Une maison, une employée, des patrons, une postière et deux carabines. Le scénario inspiré de plusieurs faits divers dont celui des sœurs Papin, mixe clivage social, refoulement et folie meurtrière. Isabelle Huppert en postière gouailleuse et Sandrine Bonnaire en femme de maison renfermée, forment le duo diabolique de ce quasi-huis clos. Le temps d’une soirée, celui-ci va organiser - le plus naturellement du monde - un véritable carnage. Film tout en tension, à l’humour grinçant, La Cérémonie démontre surtout le génie de la mise en scène de Claude Chabrol. Une mise en scène faussement invisible, prenant parfois les apparences de la désinvolture pour mieux masquer son jeu.

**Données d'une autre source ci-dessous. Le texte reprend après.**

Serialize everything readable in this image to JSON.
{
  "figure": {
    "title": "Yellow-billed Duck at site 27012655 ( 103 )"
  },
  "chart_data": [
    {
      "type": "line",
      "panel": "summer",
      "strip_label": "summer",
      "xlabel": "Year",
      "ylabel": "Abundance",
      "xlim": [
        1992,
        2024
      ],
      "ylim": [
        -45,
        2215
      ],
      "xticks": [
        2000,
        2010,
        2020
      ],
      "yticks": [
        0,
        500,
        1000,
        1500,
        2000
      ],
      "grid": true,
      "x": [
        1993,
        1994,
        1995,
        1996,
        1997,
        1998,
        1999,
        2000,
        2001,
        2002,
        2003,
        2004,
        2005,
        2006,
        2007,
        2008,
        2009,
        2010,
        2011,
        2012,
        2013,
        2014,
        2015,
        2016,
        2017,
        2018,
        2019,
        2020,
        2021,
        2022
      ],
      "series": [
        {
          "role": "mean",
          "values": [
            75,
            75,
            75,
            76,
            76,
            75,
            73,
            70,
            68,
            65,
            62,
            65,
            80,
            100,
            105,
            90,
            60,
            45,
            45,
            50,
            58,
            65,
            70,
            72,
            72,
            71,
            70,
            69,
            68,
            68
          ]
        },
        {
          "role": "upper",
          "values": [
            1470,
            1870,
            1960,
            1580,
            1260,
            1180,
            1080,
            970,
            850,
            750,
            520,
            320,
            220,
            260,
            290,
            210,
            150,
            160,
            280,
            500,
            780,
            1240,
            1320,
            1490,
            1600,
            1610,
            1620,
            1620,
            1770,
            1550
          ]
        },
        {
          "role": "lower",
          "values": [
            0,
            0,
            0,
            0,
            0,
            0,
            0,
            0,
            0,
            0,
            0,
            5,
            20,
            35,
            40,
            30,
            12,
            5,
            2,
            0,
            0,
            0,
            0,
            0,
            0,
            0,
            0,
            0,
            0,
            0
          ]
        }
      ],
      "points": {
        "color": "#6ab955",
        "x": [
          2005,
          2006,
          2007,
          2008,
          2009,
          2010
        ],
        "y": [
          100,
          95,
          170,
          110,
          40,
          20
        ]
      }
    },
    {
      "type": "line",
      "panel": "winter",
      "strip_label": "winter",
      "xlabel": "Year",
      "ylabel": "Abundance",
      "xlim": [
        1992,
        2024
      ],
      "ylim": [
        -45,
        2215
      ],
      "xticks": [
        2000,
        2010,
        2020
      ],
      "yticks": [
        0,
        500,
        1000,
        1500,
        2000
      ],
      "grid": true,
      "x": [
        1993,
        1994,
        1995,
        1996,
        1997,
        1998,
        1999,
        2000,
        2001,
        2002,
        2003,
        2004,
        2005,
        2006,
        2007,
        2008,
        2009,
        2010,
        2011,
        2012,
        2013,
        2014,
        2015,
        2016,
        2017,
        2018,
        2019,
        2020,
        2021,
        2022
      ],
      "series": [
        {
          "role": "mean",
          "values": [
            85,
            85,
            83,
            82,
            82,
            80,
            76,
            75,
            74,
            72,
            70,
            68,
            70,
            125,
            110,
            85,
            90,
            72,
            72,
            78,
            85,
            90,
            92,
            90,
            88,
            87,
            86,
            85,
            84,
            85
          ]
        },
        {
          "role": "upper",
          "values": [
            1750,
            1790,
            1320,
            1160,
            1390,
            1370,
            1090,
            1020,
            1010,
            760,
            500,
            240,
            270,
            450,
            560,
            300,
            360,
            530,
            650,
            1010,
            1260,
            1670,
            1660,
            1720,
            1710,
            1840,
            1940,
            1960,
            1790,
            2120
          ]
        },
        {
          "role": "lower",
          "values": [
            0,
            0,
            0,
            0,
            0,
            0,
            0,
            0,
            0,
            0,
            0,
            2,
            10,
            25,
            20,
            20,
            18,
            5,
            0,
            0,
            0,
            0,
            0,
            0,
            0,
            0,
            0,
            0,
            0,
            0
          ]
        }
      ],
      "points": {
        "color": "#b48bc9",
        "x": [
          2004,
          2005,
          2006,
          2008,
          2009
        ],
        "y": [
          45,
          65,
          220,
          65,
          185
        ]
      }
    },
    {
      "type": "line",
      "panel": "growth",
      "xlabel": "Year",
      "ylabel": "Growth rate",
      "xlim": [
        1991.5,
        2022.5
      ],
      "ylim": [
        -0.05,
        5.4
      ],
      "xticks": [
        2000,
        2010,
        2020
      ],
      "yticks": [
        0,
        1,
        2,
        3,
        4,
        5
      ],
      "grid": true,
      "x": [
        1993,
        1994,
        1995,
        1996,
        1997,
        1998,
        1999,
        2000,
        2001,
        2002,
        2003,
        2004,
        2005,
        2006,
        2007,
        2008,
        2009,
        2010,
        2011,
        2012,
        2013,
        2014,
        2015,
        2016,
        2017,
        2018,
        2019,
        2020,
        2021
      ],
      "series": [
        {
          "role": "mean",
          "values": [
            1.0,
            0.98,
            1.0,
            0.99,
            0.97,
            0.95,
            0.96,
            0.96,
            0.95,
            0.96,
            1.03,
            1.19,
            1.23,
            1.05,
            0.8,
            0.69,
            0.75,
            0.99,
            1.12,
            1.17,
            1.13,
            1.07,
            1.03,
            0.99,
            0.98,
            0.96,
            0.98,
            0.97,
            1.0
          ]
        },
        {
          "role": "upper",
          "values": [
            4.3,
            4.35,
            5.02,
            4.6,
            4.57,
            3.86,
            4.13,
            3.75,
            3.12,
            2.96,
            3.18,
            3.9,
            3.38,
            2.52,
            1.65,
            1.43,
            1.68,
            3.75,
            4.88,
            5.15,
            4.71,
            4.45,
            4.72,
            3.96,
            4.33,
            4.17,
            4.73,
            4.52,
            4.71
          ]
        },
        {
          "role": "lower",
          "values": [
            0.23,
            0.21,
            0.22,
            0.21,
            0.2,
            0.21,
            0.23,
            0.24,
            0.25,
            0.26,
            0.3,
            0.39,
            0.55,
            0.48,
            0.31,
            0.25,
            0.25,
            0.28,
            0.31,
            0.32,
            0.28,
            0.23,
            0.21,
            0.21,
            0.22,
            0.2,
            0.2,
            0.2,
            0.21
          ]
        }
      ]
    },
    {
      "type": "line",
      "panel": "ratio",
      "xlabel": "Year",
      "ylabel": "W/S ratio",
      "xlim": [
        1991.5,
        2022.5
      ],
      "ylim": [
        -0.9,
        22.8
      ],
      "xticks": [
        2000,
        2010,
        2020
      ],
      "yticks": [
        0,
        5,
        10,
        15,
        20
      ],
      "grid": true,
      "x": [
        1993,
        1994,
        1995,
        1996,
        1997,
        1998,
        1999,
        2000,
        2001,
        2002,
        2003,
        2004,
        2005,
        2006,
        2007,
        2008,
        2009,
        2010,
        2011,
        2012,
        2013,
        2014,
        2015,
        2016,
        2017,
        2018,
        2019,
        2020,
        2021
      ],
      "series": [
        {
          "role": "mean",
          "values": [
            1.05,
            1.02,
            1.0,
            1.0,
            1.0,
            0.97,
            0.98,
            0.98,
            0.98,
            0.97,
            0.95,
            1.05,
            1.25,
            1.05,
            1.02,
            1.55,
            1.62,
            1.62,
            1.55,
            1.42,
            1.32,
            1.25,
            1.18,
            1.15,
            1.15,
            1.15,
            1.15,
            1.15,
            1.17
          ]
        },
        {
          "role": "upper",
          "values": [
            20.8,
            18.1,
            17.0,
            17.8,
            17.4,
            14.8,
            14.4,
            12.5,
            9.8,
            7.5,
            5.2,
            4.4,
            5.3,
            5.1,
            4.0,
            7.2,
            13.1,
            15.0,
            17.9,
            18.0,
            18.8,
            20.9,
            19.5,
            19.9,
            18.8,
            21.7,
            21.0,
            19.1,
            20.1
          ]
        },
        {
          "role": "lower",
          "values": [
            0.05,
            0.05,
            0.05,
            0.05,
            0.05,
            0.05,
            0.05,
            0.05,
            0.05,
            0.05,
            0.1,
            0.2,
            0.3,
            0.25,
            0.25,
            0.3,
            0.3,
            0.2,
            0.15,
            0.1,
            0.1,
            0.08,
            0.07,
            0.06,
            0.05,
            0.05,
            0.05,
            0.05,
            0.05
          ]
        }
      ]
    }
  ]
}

Et pourtant, chaque plan, chaque mouvement - par leur économie même - mettent à nu la violence du monde. Un des plus grands thrillers français.      

 

Merci pour le Chocolat (2000)

Dire de Chabrol qu'il est le plus grand pourfendeur de la bourgeoisie est aussi redondant qu’ériger Isabelle Huppert en statue de Commandeur de notre cinéma national. C’est pourtant vrai et ce film joue habilement avec ces clichés pour dresser des trompe-l’œil. Merci pour le chocolat avec également un Jacques Dutronc impérial, semble, en effet, promettre quelque chose qui ne viendra peut-être pas, le crime restant ici plus une idée qu'une action. Le personnage campé par Isabelle Huppert use de la faiblesse supposée de ses proches (mari, enfant...), pour imposer sa folie dévastatrice. Tout a cependant les apparences de la normalité (aucune dissimulation à l'intérieur du cadre). Le pressentiment qu’un drame va surgir, qu’une partie d’échec est à l’œuvre, obligent cependant à rester sur nos gardes. Nous, spectateur, scrutons donc les objets, le gens, refusons de se laisser happer par la musique... Nous croyons voir et entendre, mais il semble que le mal soit déjà fait. Et il faudra attendre l’ultime plan alors que le générique défile déjà sur l’écran, pour que l’héroïne, dans un geste d’une détresse abyssale, se dévoile enfin complétement. Merci pour le chocolat est un drame psychanalytique à réévaluer séance tenante.

 

L’Enfer (1994)

Henri-Georges Clouzot s’était cassé les dents avec cet Enfer qui portait décidément bien son nom. Le tournage chaotique raconté dans le formidable documentaire, L’enfer d’Henri-Georges Clouzot de Serge Bromberg, avait éreinté tout le monde. L’Enfer resterait donc à jamais un fantasme cinéphile... Jusqu’à ce que Claude Chabrol reprenne le flambeau et réécrive l’histoire. Drame de la jalousie, le film raconte comment un homme (François Cluzet), patron d’un petit hôtel familial au bord d’un lac, se persuade que sa femme (Emmanuelle Béart), le trompe. Cette tension emprisonne peu à peu le couple et avec lui ,c’est tout le film qui se retrouve pris au piège. Les visages, même innocents, font peur, les lieux, à priori banals, deviennent labyrinthiques et les images se transforment en fonction des différents points de vue (formidable séquence d’une projection improvisée dans le bar de l’hôtel qui vire à l’obsession destructrice) ... L’enfer est un film qui vibre de partout. Mention spéciale au travail du chef opérateur Bernard Zitzermann dont le sens du cadrage et de la lumière, parvient à faire corps avec la folie à l’œuvre. Chabrol plus fort que Clouzot !

Et aussi:

Disponible également : Une affaire de femmes (1988), Madame Bovary (1991), Betty (1992), Rien ne va plus (1997), La fleur du mal (2003)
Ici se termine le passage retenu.